# This should not happen



## grouch (Oct 1, 2005)

I have just received a pm from Aderitofuseta, advertising his aire. I do not think MHF should be used in this way and I would hope something will be done to prevent this from happening again.


----------



## wakk44 (Jun 15, 2006)

Spamming or touting for business is against forum rules,rule 2 for traders..................
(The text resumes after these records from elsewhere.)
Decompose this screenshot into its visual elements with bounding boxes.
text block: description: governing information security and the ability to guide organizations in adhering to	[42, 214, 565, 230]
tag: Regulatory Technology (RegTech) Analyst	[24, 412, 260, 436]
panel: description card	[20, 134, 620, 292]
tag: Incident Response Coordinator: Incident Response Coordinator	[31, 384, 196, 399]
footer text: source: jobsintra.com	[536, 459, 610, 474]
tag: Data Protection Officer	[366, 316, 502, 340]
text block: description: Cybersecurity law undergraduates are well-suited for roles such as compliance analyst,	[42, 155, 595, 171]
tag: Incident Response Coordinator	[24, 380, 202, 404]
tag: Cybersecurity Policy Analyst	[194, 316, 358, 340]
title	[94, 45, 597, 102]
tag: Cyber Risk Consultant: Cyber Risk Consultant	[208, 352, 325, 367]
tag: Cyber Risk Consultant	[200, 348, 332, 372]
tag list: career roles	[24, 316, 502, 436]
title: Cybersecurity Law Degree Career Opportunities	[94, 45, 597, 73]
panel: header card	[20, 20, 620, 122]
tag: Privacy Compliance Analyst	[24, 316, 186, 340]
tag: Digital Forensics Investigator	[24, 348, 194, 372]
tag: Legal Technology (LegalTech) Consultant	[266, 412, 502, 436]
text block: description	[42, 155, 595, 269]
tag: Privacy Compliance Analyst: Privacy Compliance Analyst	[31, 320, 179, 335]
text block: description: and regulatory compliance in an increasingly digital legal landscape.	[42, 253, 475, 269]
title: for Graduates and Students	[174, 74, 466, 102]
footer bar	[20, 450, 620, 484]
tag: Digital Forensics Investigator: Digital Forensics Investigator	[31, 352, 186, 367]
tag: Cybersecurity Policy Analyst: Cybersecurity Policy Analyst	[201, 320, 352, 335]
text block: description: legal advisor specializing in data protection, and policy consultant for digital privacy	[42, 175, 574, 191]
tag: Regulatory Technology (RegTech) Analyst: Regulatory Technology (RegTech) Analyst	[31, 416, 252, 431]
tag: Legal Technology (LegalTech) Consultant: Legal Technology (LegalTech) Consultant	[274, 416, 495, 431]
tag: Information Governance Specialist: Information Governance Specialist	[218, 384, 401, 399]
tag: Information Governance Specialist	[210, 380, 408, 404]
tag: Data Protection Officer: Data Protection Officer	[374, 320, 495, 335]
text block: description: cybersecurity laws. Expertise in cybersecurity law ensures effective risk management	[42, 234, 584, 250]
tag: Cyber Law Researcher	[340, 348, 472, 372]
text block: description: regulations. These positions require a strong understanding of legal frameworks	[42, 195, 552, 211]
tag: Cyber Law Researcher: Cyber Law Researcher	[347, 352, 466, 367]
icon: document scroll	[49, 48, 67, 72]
_2. Commercial advertising or touting for business in posts or personal messages is not allowed.This includes affiliate links, referral links or commission based linking. Please do not not post any message that directs others to any pages at your own commercial domain, including informational pages. A commercial domain is defined as a site that receives any type of income or links to any income producing sites. _

You could report it to admin but I'm not sure how strictly the rules are applied by the new owners,I agree with you that we shouldn't be bothered with advertising,particularly via a pm,which should be used for just that-a private message.


----------



## bognormike (May 10, 2005)

Yes, report it. He's already tried spamming in the forums which were apparently removed. It needs to be made clear that spamming in the forums and by PM is not allowed.


----------



## cabby (May 14, 2005)

Perhaps you aught to reply to him and tell him of his indiscretion. :wink: 

cabby


----------



## spykal (May 9, 2005)

Reply to his PM with this ( courtesy of Google translate as Prof would say :wink: :


Olá Por favor, esteja ciente de que Motorhomefacts não permite publicidade dentro de mensagens ou mensagens privadas. Sua filiação será suspenso se você continuar a fazer isso.


Hello Please be aware that Motorhomefacts does not allow advertising within posts or private messages. Your membership will be suspended if you continue to do this.
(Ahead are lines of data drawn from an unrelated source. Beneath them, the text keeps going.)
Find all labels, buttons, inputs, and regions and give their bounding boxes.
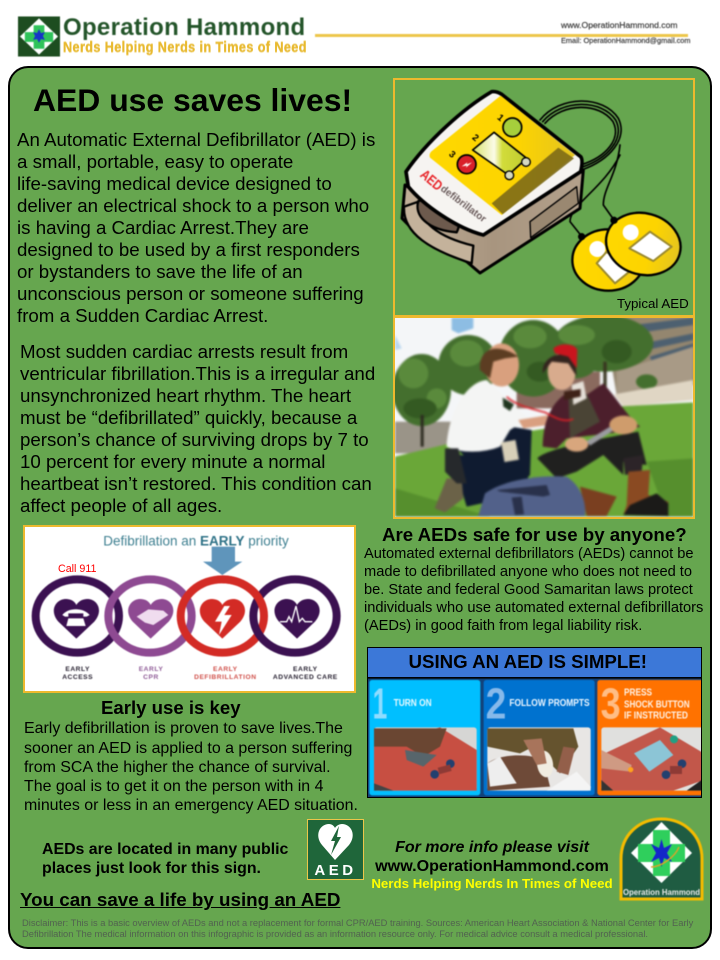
caption: Typical AED — [617, 296, 689, 311]
disclaimer: Defibrillation The medical information on this infographic is provided as an information resource only. For medical advice consult a medical professional. — [22, 929, 648, 939]
panel heading — [368, 648, 701, 679]
AED sign note — [42, 841, 288, 877]
step 1: TURN ON — [394, 698, 432, 709]
intro paragraph: life-saving medical device designed to — [17, 173, 332, 194]
arrow — [203, 547, 242, 575]
intro paragraph — [17, 129, 375, 326]
safety paragraph: made to defibrillated anyone who does not need to — [364, 564, 692, 580]
tagline: Nerds Helping Nerds in Times of Need — [63, 39, 307, 56]
organisation name: Operation Hammond — [63, 14, 305, 41]
intro paragraph: from a Sudden Cardiac Arrest. — [17, 305, 268, 326]
step 1 — [369, 680, 480, 795]
icon: AED sign: AED — [314, 862, 357, 879]
safety paragraph — [364, 546, 703, 634]
header logo — [17, 16, 61, 58]
chain of survival graphic — [30, 533, 342, 681]
safety paragraph: Automated external defibrillators (AEDs) cannot be — [364, 546, 694, 562]
visit line: For more info please visit — [395, 839, 589, 856]
step 3: PRESS — [624, 688, 652, 699]
steps graphic — [368, 678, 701, 797]
heading: are AEDs safe: Are AEDs safe for use by anyone? — [382, 524, 687, 545]
header banner — [17, 14, 691, 58]
step 2 — [484, 680, 595, 795]
chain of survival graphic: EARLY — [293, 666, 318, 673]
early use paragraph: The goal is to get it on the person with in 4 — [24, 778, 323, 794]
panel: using an AED — [367, 647, 702, 798]
panel heading: USING AN AED IS SIMPLE! — [408, 651, 647, 672]
tagline line: Nerds Helping Nerds In Times of Need — [371, 876, 613, 891]
step 2: 2 — [486, 680, 506, 729]
early use paragraph: minutes or less in an emergency AED situation. — [24, 797, 358, 814]
call to save a life: You can save a life by using an AED — [20, 889, 340, 910]
step 3: IF INSTRUCTED — [624, 711, 688, 722]
ventricular fibrillation paragraph: unsynchronized heart rhythm. The heart — [20, 385, 351, 406]
ventricular fibrillation paragraph: affect people of all ages. — [20, 495, 222, 516]
AED sign note: places just look for this sign. — [42, 860, 261, 877]
ventricular fibrillation paragraph: must be “defibrillated” quickly, because a — [20, 407, 357, 428]
AED sign note: AEDs are located in many public — [42, 841, 288, 858]
step 1: 1 — [373, 680, 387, 729]
ventricular fibrillation paragraph: ventricular fibrillation.This is a irregular and — [20, 363, 375, 384]
panel: typical AED illustration — [393, 78, 695, 317]
intro paragraph: is having a Cardiac Arrest.They are — [17, 217, 309, 238]
early use paragraph: Early defibrillation is proven to save lives.The — [24, 720, 343, 737]
chain of survival graphic: DEFIBRILLATION — [194, 674, 257, 681]
safety paragraph: be. State and federal Good Samaritan laws protect — [364, 582, 693, 598]
intro paragraph: deliver an electrical shock to a person who — [17, 195, 369, 216]
chain of survival graphic: EARLY — [213, 666, 238, 673]
photo: paramedic and patient — [393, 316, 695, 519]
ventricular fibrillation paragraph — [20, 341, 375, 516]
disclaimer — [22, 918, 694, 939]
icon: AED device and pads: defibrillator — [438, 184, 488, 225]
ventricular fibrillation paragraph: heartbeat isn’t restored. This condition can — [20, 473, 372, 494]
icon: Operation Hammond badge — [618, 816, 704, 902]
panel: chain of survival — [23, 525, 356, 693]
safety paragraph: individuals who use automated external defibrillators — [364, 600, 703, 616]
icon: AED sign — [307, 819, 364, 880]
chain of survival graphic: EARLY — [139, 666, 163, 673]
icon: AED device and pads: 3 — [447, 149, 457, 160]
ventricular fibrillation paragraph: 10 percent for every minute a normal — [20, 451, 325, 472]
intro paragraph: designed to be used by a first responders — [17, 239, 360, 260]
early use paragraph: sooner an AED is applied to a person suffering — [24, 740, 352, 756]
safety paragraph: (AEDs) in good faith from legal liability risk. — [364, 618, 642, 634]
step 3: SHOCK BUTTON — [624, 699, 690, 710]
icon: AED device and pads: AED — [417, 166, 446, 194]
chain of survival graphic: ACCESS — [62, 674, 93, 681]
chart heading: Defibrillation an EARLY priority — [103, 533, 289, 548]
intro paragraph: An Automatic External Defibrillator (AED) is — [17, 129, 375, 150]
early use paragraph — [24, 720, 358, 814]
ventricular fibrillation paragraph: person’s chance of surviving drops by 7 to — [20, 429, 369, 450]
website: www.OperationHammond.com — [561, 20, 678, 30]
disclaimer: Disclaimer: This is a basic overview of AEDs and not a replacement for formal CPR/AED training. Sources: American Heart Association & National Center for Early — [22, 918, 693, 928]
intro paragraph: unconscious person or someone suffering — [17, 283, 364, 304]
intro paragraph: a small, portable, easy to operate — [17, 151, 293, 172]
icon: AED device and pads — [400, 89, 682, 293]
website line: www.OperationHammond.com — [375, 857, 609, 875]
chain of survival graphic: CPR — [143, 674, 159, 681]
chain of survival graphic: EARLY — [65, 666, 90, 673]
heading: early use is key: Early use is key — [101, 697, 241, 718]
icon: AED device and pads: 2 — [470, 132, 481, 143]
icon: Operation Hammond badge: Operation Hammond — [623, 888, 700, 897]
title: AED use saves lives! — [33, 82, 352, 118]
step 3 — [597, 680, 704, 795]
early use paragraph: from SCA the higher the chance of survival. — [24, 758, 331, 776]
ventricular fibrillation paragraph: Most sudden cardiac arrests result from — [20, 341, 348, 362]
intro paragraph: or bystanders to save the life of an — [17, 261, 303, 282]
icon: AED device and pads: 1 — [495, 112, 506, 123]
email: Email: OperationHammond@gmail.com — [561, 36, 690, 45]
step 3: 3 — [601, 680, 621, 729]
header gold rule — [315, 34, 688, 37]
step 2: FOLLOW PROMPTS — [509, 698, 590, 709]
call to action — [371, 839, 613, 891]
chain of survival graphic: ADVANCED CARE — [273, 674, 338, 681]
call 911 annotation: Call 911 — [58, 563, 96, 575]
P.S. also do use the correct report button, ....you will find one in the PM itself ...that way the admins can see that the PM system is being used for Spam


----------



## grouch (Oct 1, 2005)

Tried to find a report button on the pm but cannot see one.


----------



## spykal (May 9, 2005)

grouch said:


> Tried to find a report button on the pm but cannot see one.


Hi Grouch

There should be one, but it is not that obvious ...I see an exclamation mark over on the top right of the message, click on that to report the PM ...see picture.

Mike


----------



## CPW2007 (Aug 17, 2007)

This is interesting! >>>>> http://www.motorhomefacts.com/ftopic-156401.html (Note that this post by Nukeadmin has also been reported!  :? )

The previous four postings by this campsite owner across different sub-forums were reported by me when I noticed them and considered them to be from a spammer. Is the above referenced post by Nukeadmin an auto insert or has Nuke put that on himself? I also notice that Nukeadmin is still described as Site admin?

Regards

Chris


----------



## bognormike (May 10, 2005)

"Auto" type posts like the birthday wishes and these site additions still carry nuke's name. Campsite additions are vetted by admin staff before they can be posted; note the comment about ignoring the rating! 

In the old days :roll: one of us mods would have contacted him and warned him not to spam - either via the forums or PM.


----------



## olley (May 1, 2005)

Ah the good old days, fair brings a tear to my eye. 

Ian


----------